Code in dev/ and deploy to /prod

Here is a neat little trick that allows working with your development files and deploying files that contain the links to minified assets. So you don’t have to work in a tmp folder and build files either for your development or your deployment folder.

  <!-- @exclude -->
  script(src="/javascripts/script1.js")
  script(src="/javascripts/script2.js")
  script(src="/javascripts/script3.js")
  <!-- @endexclude -->

<!-- @exclude -->
//- <!-- @endexclude -->
  script(src="/javascripts/script.min.js")

The preprocess task in your Gruntfile looks like this

preprocess: {
  inline: {
    src: ['deploy/views/layout.jade'],
    options: {
      inline: true
    }
  }
}

How does this work? Well, first of all if you start your Express app and navigate to the index page you will only see

<script src="/javascripts/script.min.js"></script>

It is not documented but Jade won’t complain when you use plain HTML comments. That allows us to use this nifty trick. The line script(src="/javascripts/script.min.js") is commented out because of the //- one line above. Therefore you can work with this file during development and script.min.js won’t be called. Now comes the magic: if you build your deployment files everything between ` and is removed from the file. That means your single script files don't exist anymore and also the comment //- above the minified script will be removed. That means the line script(src=”/javascripts/script.min.js”)` is now active and calls your minified file.

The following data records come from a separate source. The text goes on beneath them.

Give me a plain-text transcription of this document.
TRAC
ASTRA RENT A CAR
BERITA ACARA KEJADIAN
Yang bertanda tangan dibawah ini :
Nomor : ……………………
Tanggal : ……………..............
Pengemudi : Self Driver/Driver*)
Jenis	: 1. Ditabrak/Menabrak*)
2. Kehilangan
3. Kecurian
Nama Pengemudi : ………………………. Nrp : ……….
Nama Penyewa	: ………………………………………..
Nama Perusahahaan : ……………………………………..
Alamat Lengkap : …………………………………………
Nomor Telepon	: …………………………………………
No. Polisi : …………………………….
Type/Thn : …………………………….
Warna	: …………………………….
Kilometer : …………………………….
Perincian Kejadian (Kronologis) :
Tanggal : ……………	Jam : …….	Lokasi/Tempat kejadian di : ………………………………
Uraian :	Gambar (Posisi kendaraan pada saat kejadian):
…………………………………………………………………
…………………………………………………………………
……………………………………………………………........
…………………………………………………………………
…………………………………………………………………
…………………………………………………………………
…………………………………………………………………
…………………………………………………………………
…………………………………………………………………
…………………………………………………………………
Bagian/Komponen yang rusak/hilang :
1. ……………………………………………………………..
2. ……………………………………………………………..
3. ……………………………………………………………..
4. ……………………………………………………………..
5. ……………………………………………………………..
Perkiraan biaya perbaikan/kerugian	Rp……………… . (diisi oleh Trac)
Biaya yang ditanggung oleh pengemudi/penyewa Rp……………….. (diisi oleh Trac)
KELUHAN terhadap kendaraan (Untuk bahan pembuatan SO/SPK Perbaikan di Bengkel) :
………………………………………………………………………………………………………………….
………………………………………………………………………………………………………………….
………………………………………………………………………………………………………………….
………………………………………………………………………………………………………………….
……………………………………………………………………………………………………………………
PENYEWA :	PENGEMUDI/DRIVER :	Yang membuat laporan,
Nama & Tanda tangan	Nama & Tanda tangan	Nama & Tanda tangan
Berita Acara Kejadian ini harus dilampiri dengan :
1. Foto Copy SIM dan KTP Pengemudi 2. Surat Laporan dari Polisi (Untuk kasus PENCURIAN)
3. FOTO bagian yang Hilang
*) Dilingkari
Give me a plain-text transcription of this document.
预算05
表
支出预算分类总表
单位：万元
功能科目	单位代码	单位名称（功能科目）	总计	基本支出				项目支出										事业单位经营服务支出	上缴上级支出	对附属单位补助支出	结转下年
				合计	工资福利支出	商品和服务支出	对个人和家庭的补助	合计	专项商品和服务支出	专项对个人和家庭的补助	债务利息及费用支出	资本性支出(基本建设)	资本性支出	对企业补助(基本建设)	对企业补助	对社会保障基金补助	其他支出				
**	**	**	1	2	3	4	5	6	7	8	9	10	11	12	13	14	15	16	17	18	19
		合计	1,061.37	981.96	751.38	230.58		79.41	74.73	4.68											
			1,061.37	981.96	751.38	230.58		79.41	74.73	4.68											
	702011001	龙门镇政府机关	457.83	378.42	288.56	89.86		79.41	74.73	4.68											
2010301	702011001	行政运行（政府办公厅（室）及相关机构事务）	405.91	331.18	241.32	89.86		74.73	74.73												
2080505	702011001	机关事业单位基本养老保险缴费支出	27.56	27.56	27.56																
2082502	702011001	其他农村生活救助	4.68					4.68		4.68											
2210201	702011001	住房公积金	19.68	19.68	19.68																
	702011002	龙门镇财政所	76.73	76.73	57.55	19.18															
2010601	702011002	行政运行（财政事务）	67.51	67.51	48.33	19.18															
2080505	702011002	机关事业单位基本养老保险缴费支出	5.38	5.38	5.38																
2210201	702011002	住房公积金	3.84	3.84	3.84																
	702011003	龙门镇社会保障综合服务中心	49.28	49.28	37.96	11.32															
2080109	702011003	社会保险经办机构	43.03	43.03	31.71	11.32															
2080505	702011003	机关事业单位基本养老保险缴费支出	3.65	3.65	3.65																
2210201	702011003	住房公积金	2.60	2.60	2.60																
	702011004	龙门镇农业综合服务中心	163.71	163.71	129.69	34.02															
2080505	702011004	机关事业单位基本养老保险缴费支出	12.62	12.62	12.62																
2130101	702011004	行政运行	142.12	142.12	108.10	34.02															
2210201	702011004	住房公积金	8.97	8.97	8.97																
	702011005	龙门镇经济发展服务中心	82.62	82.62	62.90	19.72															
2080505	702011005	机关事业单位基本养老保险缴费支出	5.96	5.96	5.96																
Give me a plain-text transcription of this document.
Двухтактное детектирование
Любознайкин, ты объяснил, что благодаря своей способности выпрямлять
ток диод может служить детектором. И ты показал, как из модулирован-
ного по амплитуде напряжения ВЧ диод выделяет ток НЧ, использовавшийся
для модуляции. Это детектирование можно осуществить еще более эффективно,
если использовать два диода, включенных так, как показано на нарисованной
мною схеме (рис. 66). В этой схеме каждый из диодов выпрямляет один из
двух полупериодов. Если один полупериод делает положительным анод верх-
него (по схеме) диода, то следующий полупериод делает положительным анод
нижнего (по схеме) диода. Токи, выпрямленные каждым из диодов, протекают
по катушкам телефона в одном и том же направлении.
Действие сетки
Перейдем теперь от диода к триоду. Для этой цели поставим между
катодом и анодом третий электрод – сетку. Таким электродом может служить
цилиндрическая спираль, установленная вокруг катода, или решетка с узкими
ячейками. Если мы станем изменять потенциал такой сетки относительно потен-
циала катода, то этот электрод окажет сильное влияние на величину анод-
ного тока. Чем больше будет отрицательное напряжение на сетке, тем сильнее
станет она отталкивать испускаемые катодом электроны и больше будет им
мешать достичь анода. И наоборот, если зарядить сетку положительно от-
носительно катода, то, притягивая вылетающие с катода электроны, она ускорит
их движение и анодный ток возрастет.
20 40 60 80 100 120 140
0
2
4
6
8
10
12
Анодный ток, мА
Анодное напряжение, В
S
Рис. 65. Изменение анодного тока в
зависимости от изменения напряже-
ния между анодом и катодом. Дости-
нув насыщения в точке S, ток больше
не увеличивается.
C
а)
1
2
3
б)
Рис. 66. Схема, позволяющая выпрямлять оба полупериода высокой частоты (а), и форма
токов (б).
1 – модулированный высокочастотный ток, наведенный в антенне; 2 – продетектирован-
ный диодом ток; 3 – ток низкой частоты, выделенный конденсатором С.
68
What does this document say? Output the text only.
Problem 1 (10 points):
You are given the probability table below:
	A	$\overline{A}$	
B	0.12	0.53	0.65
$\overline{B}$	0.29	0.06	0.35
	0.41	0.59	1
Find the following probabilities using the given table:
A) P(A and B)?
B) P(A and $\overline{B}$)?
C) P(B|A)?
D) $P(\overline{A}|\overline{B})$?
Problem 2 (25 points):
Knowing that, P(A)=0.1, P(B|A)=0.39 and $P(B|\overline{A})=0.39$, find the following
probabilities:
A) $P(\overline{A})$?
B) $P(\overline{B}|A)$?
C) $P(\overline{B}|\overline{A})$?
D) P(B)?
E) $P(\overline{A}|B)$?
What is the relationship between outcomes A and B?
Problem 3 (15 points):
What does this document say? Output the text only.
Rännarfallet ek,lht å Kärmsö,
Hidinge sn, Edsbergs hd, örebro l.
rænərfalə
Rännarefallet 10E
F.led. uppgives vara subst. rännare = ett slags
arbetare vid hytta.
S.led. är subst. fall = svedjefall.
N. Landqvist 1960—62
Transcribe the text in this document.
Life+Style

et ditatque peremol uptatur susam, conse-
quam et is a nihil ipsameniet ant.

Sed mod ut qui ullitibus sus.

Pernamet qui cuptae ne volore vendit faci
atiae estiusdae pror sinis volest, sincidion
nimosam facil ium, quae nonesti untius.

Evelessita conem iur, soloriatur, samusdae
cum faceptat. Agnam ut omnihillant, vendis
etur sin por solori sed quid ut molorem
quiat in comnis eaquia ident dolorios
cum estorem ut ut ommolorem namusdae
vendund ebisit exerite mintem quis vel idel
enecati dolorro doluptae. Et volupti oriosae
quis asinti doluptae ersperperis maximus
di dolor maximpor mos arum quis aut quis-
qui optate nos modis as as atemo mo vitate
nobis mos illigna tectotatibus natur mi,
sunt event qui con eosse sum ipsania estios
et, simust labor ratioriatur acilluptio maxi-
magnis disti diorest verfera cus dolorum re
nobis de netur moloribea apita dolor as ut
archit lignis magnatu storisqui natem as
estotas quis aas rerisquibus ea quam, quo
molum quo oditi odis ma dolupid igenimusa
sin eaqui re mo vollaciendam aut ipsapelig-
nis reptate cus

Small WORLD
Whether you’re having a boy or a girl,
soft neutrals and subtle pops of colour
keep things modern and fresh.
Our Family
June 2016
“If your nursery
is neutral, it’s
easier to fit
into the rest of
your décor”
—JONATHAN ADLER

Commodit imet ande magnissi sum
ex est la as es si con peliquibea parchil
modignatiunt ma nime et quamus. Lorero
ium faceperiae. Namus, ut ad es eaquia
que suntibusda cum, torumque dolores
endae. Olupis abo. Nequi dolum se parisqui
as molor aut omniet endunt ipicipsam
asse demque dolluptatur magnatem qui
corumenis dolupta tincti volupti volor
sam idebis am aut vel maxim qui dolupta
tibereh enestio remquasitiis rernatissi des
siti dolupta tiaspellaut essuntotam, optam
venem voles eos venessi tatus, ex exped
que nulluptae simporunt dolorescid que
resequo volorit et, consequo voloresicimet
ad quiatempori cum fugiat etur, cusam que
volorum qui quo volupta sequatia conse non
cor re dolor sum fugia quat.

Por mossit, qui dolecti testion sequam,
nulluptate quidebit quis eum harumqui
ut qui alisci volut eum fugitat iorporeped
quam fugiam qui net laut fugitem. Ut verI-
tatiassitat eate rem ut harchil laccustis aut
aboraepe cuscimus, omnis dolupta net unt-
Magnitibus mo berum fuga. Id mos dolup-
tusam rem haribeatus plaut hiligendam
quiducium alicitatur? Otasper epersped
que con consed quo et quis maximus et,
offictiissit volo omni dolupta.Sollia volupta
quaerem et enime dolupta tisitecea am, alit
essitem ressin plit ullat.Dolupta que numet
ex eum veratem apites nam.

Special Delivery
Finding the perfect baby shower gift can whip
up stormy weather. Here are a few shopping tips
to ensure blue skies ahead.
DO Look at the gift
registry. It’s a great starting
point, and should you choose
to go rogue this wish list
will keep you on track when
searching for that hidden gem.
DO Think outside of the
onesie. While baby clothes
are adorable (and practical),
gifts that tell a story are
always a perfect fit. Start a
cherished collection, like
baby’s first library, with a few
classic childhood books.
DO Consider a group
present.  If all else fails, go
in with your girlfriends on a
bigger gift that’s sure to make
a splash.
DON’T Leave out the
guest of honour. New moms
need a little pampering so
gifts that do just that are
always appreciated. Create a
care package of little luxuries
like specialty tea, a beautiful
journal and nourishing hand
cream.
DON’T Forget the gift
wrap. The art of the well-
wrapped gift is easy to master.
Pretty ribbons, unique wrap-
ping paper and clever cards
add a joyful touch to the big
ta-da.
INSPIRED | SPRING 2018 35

To make this work keep an eye on the indentation of your layout.jade file. The following won’t work.

<!-- @exclude -->
script(src="/javascripts/script1.js")
script(src="/javascripts/script2.js")
script(src="/javascripts/script3.js")
<!-- @endexclude -->

<!-- @exclude -->
//- <!-- @endexclude -->
  script(src="/javascripts/script.min.js")

It produces this output in Jade.

script(src="//ajax.googleapis.com/ajax/libs/jquery/1.10.1/jquery.min.js")
  script(src="/javascripts/script.min.js")

Compiled to HTML it looks like this and won’t execute any code

<script src="...">script(src="/javascripts/script.min.js")</script>

Conclusion

Replacing links to your assets for deployment is easy. When dealing with html files use grunt-usemin. Otherwise give grunt-preprocess a try. You can find an example Express app with all the relevant grunt tasks at github. To get the app ready for deployment run the following commands.

grunt deploy
cd deployment
node app.js

Now open your browser, navigate to localhost:3000 and take a look at the source code. You should see only one JavaScript file script.min.js.